A common misconception among parties’ is that they will be required to sit down in the same room as their ex partner. Whilst that is an option, it is more common that mediations are conducted in a ‘shuttle’ format, with the mediator themselves carrying the conversation back & forth between the parties who are stationed in two separate rooms.
These mediations are conducted in a ‘solicitor-inclusive’ manner, and throughout the day your solicitor will discuss with you the offers and counter-offers to be made, the options available to you and also the likely costs which might be incurred.
The mediator is an impartial party to a mediation and they will facilitate the ‘conversation’ by communicating offers and positions, piloting the discussion, and filtering out information that (whilst it might make us feel better getting it off our chest) may not be entirely helpful to achieving the primary objective: resolving the matter.

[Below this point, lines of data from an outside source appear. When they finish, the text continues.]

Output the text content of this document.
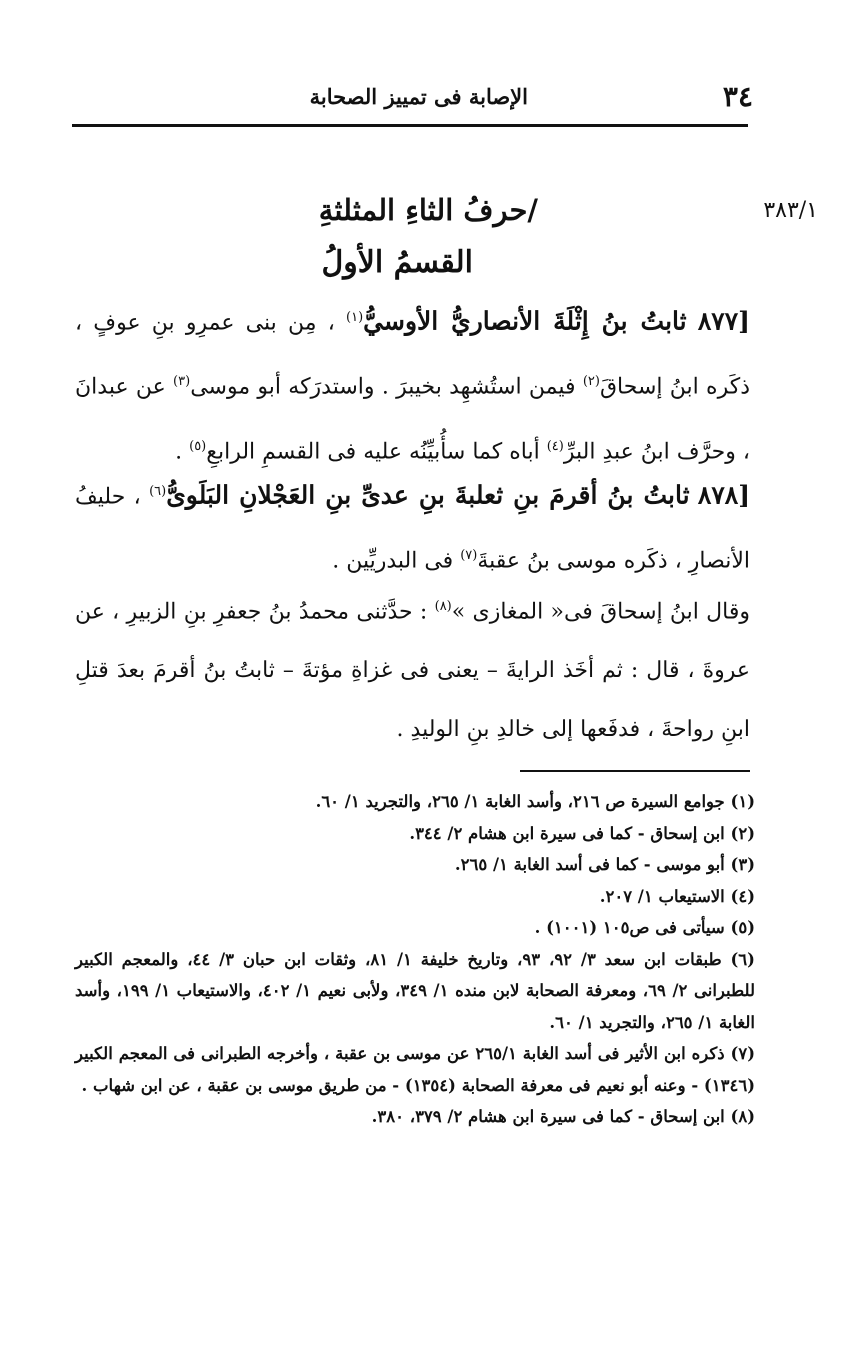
٣٤
الإصابة فى تمييز الصحابة
٣٨٣/١
/حرفُ الثاءِ المثلثةِ
القسمُ الأولُ

[٨٧٧ ثابتُ بنُ إِثْلَةَ الأنصاريُّ الأوسيُّ$^{(١)}$ ، مِن بنى عمرِو بنِ عوفٍ ، ذكَره ابنُ إسحاقَ$^{(٢)}$ فيمن استُشهِد بخيبرَ . واستدرَكه أبو موسى$^{(٣)}$ عن عبدانَ ، وحرَّف ابنُ عبدِ البرِّ$^{(٤)}$ أباه كما سأُبيِّنُه عليه فى القسمِ الرابعِ$^{(٥)}$ .

[٨٧٨ ثابتُ بنُ أقرمَ بنِ ثعلبةَ بنِ عدىِّ بنِ العَجْلانِ البَلَوىُّ$^{(٦)}$ ، حليفُ الأنصارِ ، ذكَره موسى بنُ عقبةَ$^{(٧)}$ فى البدريِّين .

وقال ابنُ إسحاقَ فى« المغازى »$^{(٨)}$ : حدَّثنى محمدُ بنُ جعفرِ بنِ الزبيرِ ، عن عروةَ ، قال : ثم أخَذ الرايةَ – يعنى فى غزاةِ مؤتةَ – ثابتُ بنُ أقرمَ بعدَ قتلِ ابنِ رواحةَ ، فدفَعها إلى خالدِ بنِ الوليدِ .

(١) جوامع السيرة ص ٢١٦، وأسد الغابة ١/ ٢٦٥، والتجريد ١/ ٦٠.
(٢) ابن إسحاق - كما فى سيرة ابن هشام ٢/ ٣٤٤.
(٣) أبو موسى - كما فى أسد الغابة ١/ ٢٦٥.
(٤) الاستيعاب ١/ ٢٠٧.
(٥) سيأتى فى ص١٠٥ (١٠٠١) .
(٦) طبقات ابن سعد ٣/ ٩٢، ٩٣، وتاريخ خليفة ١/ ٨١، وثقات ابن حبان ٣/ ٤٤، والمعجم الكبير للطبرانى ٢/ ٦٩، ومعرفة الصحابة لابن منده ١/ ٣٤٩، ولأبى نعيم ١/ ٤٠٢، والاستيعاب ١/ ١٩٩، وأسد الغابة ١/ ٢٦٥، والتجريد ١/ ٦٠.
(٧) ذكره ابن الأثير فى أسد الغابة ٢٦٥/١ عن موسى بن عقبة ، وأخرجه الطبرانى فى المعجم الكبير (١٣٤٦) - وعنه أبو نعيم فى معرفة الصحابة (١٣٥٤) - من طريق موسى بن عقبة ، عن ابن شهاب .
(٨) ابن إسحاق - كما فى سيرة ابن هشام ٢/ ٣٧٩، ٣٨٠.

The obvious advantage about proceeding down the path of mediation (particularly with a mediator learned in Family Law) is that you take control over the outcome. It gives you a significant degree of certainty over your future that you just do not have when you rely upon a Court to determine the issues in dispute between yourself and your partner.
That is not to say the Courts do not do a terrific job (which they do), often in very difficult and testing circumstances, however in my experience as a lawyer I can’t recall too many times where I have seen a party leave a Courtroom after a hearing or a trial with total satisfaction about the result. Mediation also saves you time and money given the current delays in the Family Courts (often up to a year for a trial, and then you have to wait longer for the decision!).
I might add that any and all discussions at these mediations are ‘without prejudice’ and cannot be used against you, in the unfortunate (and also less probable) circumstance that you are unable to reach agreement. It allows parties to make concessions or offers that they might not normally otherwise make in usual (prejudiced) discussions.
In the event you can reach agreement (and I can say in my experience, that mediation is very effective in reaching agreement) then your lawyers can draft that agreement into a formal, legally binding agreement.
When preparing for mediation, you should meet with your lawyer a week to two prior to the mediation date to discuss what will happen on the day, your range of possible outcomes and what is likely to happen if agreement cannot be reached (especially Costs). You will find this helpful to you in order to help you make proper, fully informed decisions – after all, this is your life we are talking about.
It would also be a good idea to confirm that you have completed all of your disclosure requirements. In Family Law matters, there is no such thing as ‘trial by ambush’. Think of it like an open handed game of cards, with everyone able to see the hand that the other parties are playing with. You are required by the law to disclose your financial position to the other party (in property matters) or any other relevant information (in parenting matters) and I find it can derail a mediation if there is information unavailable to the parties’ on the day to assist them in making proper decisions.